Below is a description of each of the five types of tiedowns overlanders typically use. Having done some limited overlanding when I was younger, I do have my preferences. But full disclosure requires that I admit to having not done any overlanding in many years. So with that said, let us get to the tiedown options. They are listed in alphabetical order rather than any particular order of preference.
1. Bungee Cords
A lot of people think of bungee cords when they need to tie things down. Bungee cords are okay for a lot of needs around the house, but their use in overlanding is limited. Overlanders tend to use bungee cords for things like holding down tarps and securing lightweight items inside their vehicles.
The bungee cord’s biggest advantage is its flexibility. It can be stretched to fit. The tension created by stretching gives a bungee cord its holding power. But as tiedowns, they really are not appropriate for securing heavy loads – especially when those loads could shift.
2. Cam Straps
The cam strap is arguably the most popular tiedown among overlanders. This is a strap made of nylon webbing material. It boasts a metal cam buckle that makes securing the strap easy. There are lots of popular brands out there, including Rollercam.

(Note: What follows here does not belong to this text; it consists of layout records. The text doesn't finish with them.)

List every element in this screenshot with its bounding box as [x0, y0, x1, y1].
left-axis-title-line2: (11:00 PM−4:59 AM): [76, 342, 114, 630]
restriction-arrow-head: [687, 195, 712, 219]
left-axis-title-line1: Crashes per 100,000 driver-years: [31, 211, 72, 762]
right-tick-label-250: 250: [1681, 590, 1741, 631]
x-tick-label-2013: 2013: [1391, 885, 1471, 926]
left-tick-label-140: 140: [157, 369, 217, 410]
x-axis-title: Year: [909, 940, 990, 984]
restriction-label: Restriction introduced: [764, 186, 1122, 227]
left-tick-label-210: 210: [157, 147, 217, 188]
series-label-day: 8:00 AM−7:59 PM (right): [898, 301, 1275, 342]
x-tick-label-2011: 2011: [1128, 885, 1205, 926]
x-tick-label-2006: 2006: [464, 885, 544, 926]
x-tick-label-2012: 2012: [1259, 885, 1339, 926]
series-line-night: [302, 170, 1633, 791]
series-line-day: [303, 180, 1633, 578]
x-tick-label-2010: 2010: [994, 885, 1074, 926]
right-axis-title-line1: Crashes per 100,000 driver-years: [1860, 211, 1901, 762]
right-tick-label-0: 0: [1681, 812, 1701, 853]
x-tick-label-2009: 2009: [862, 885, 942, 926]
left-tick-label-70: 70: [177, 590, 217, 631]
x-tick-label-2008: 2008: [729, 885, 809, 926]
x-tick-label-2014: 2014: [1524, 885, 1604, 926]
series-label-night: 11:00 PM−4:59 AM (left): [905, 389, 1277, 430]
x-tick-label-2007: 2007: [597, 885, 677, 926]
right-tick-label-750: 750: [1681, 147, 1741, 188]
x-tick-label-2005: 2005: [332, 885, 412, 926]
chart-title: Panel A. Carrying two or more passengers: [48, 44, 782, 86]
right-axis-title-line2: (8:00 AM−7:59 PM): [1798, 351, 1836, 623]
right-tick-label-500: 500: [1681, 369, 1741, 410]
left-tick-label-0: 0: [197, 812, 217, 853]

It is important to note that cam straps and ratchet straps are not the same thing. The straps themselves are nearly identical in terms of material and construction, but they have different types of securement systems. Where a Rollercam cam strap is secured with a metal cam buckle, a ratchet strap is secured with a rachet.
Cam straps work extremely well for overlanders because they are strong, flexible, and able to stand up to all sorts of environmental influences. They can handle very heavy loads with little trouble at all.
It is hard for me to imagine what overlanders would use chains for. Nonetheless, some overlanders swear by them for securing the heaviest of loads. Chains are heavy duty tiedowns that can handle loads that are much too heavy for any other type of tiedown. I suppose you might choose chains if you were securing a second vehicle to a trailer being towed by your primary vehicle.
4. Ratchet Straps
As previously mentioned, ratchet straps differ from cam straps in how they are secured. But ratchet straps also tend to be thicker and stronger. Truckers use them to secure cargo to flatbed trailers. Overlanders might prefer ratchet straps to secure any heavy toys they might be taking with them. Securing a couple of ATVs to a trailer comes to mind.
Before there were ratchet straps, cam straps, and bungee cords, overlanders used a lot of rope. As a tiedown, the tried-and-true rope has served mankind for generations. Ropes are flexible and easily fed through openings you could never get a cam or ratchet strap through. Their main weakness is that they do not hold up to the elements as well as straps made of nylon webbing material.
No doubt every overlander has their preferred tiedowns. But the one thing they all have in common is the need to secure cargo and equipment for every journey. Otherwise, overlanding gets messy pretty quickly.